There were plenty of blue and great tits plus a robin on the feeders and several grey herons (new species for the year) on nests in the herony. A walk through woodland revealed blackbirds and a chaffinch (new for the year) and lots of mallard on a small pool seen from the viewpoint.

Pheasants were seen in a field adjacent to the canal - another new species for the year. Don't you just love January with all those new year ticks!

There was a work party on one of the islands on the first pool as I entered the wetland part of the reserve so there wasn't a lot of birds about but I did see coot, mallard, tufted duck, mute swan and great crested grebe (new for year).

I know that Short-eared Owls have been seen again recently and as I scanned the bunds on the other side of the river I could make out a creamy coloured bird quartering.

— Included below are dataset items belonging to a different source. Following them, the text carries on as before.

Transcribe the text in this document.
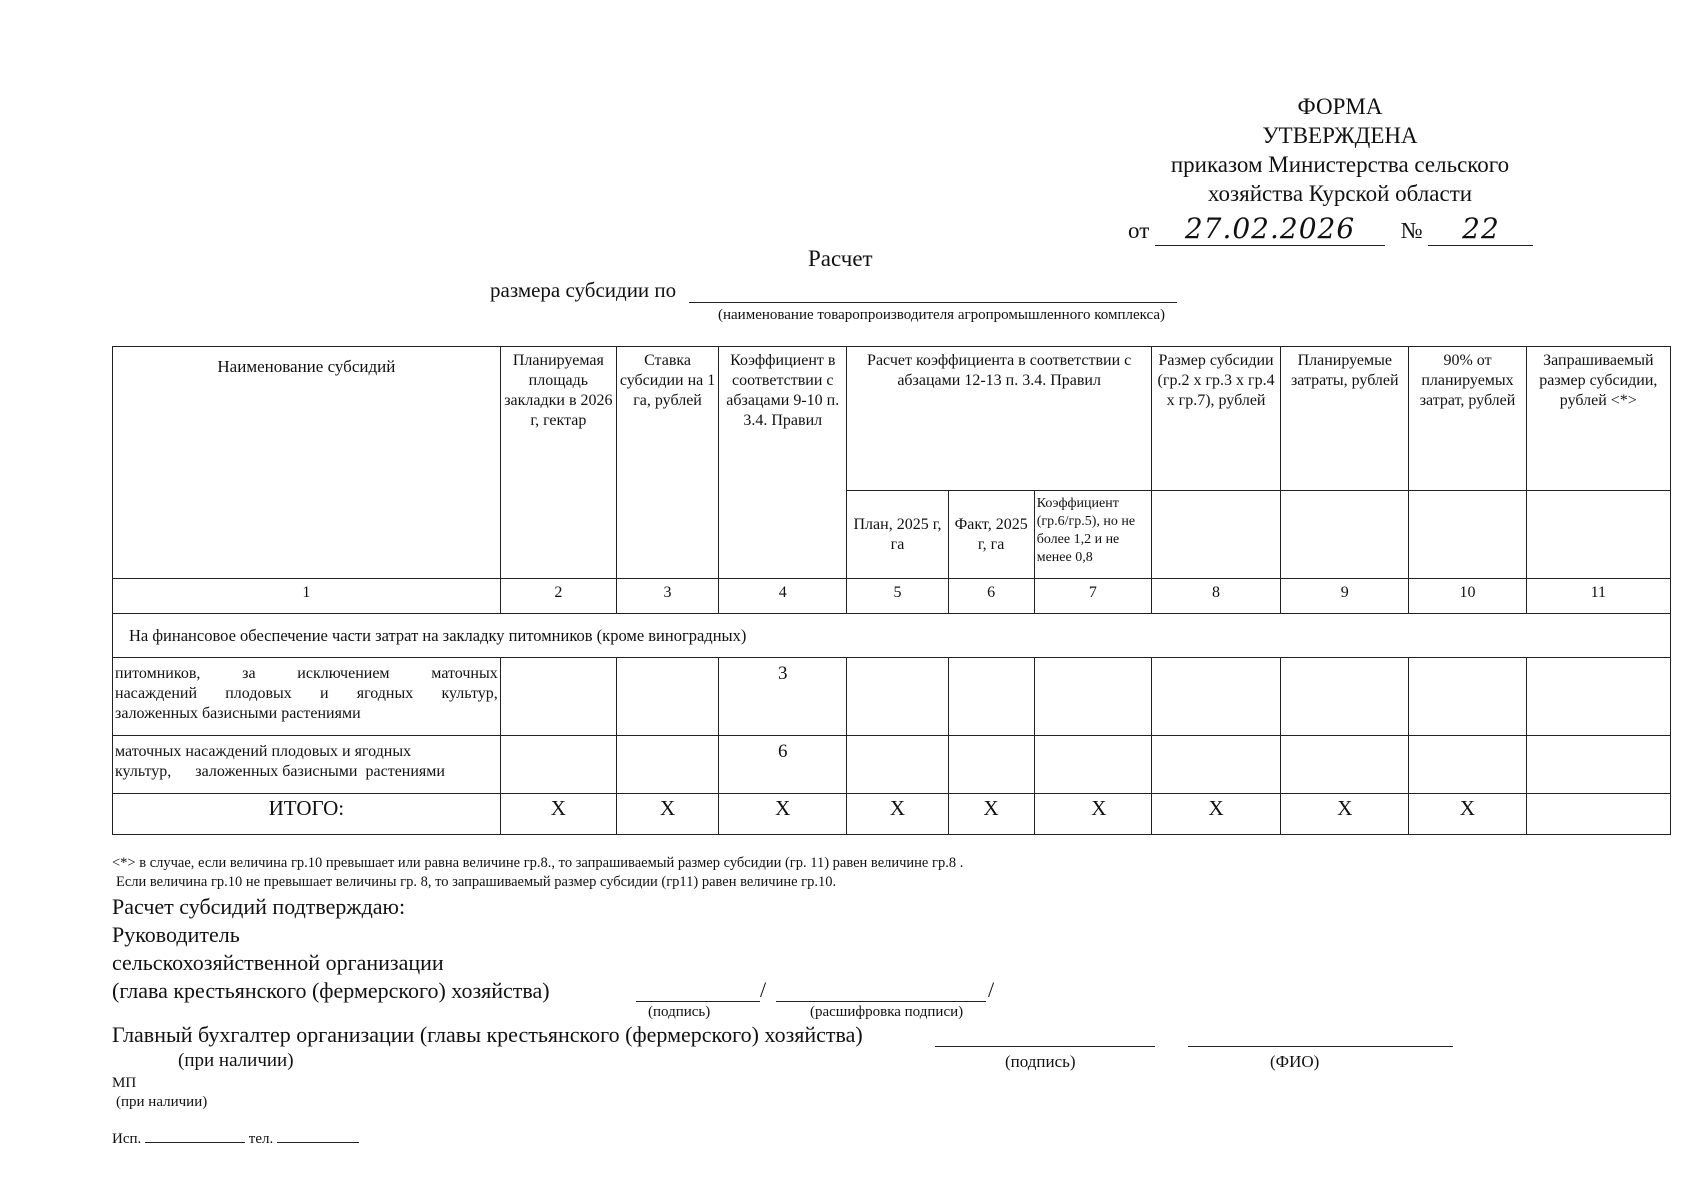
ФОРМА
УТВЕРЖДЕНА
приказом Министерства сельского
хозяйства Курской области
от 27.02.2026 № 22
Расчет
размера субсидии по
(наименование товаропроизводителя агропромышленного комплекса)
Наименование субсидий	Планируемая площадь закладки в 2026 г, гектар	Ставка субсидии на 1 га, рублей	Коэффициент в соответствии с абзацами 9-10 п. 3.4. Правил	Расчет коэффициента в соответствии с абзацами 12-13 п. 3.4. Правил			Размер субсидии (гр.2 х гр.3 х гр.4 х гр.7), рублей	Планируемые затраты, рублей	90% от планируемых затрат, рублей	Запрашиваемый размер субсидии, рублей <*>
				План, 2025 г, га	Факт, 2025 г, га	Коэффициент (гр.6/гр.5), но не более 1,2 и не менее 0,8				
1	2	3	4	5	6	7	8	9	10	11
На финансовое обеспечение части затрат на закладку питомников (кроме виноградных)										

питомников, за исключением маточных
насаждений плодовых и ягодных культур,
заложенных базисными растениями			3							

маточных насаждений плодовых и ягодных
культур,      заложенных базисными  растениями			6							
ИТОГО:	Х	Х	Х	Х	Х	Х	Х	Х	Х	
<*> в случае, если величина гр.10 превышает или равна величине гр.8., то запрашиваемый размер субсидии (гр. 11) равен величине гр.8 .
Если величина гр.10 не превышает величины гр. 8, то запрашиваемый размер субсидии (гр11) равен величине гр.10.
Расчет субсидий подтверждаю:
Руководитель
сельскохозяйственной организации
(глава крестьянского (фермерского) хозяйства)	/	/
(подпись)	(расшифровка подписи)
Главный бухгалтер организации (главы крестьянского (фермерского) хозяйства)
(при наличии)	(подпись)	(ФИО)
МП
(при наличии)
Исп.	тел.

I shot over (well, squelched my way through the mud!) to the meadow trail to get better views and, oh yes, it was a Short-eared Owl! What a beautiful bird even if the views were rather distant! For me this is a new species for the Reserve, a year tick, a Warwickshire tick and a LIFER!

Sorry no photos of birds - I didn't take the camera today (lack of hides at the moment on the reserve mean the birds are often too far away). The photos above are from a previous visit last May - apologies to regular readers of the blog as I keep recycling these photos!

A drake smew has been seen on the reserve recently which would be another lifer for me but I didn't have time today to walk around the pools looking.

One other bird today to be added to the year list - a kestrel seen locally.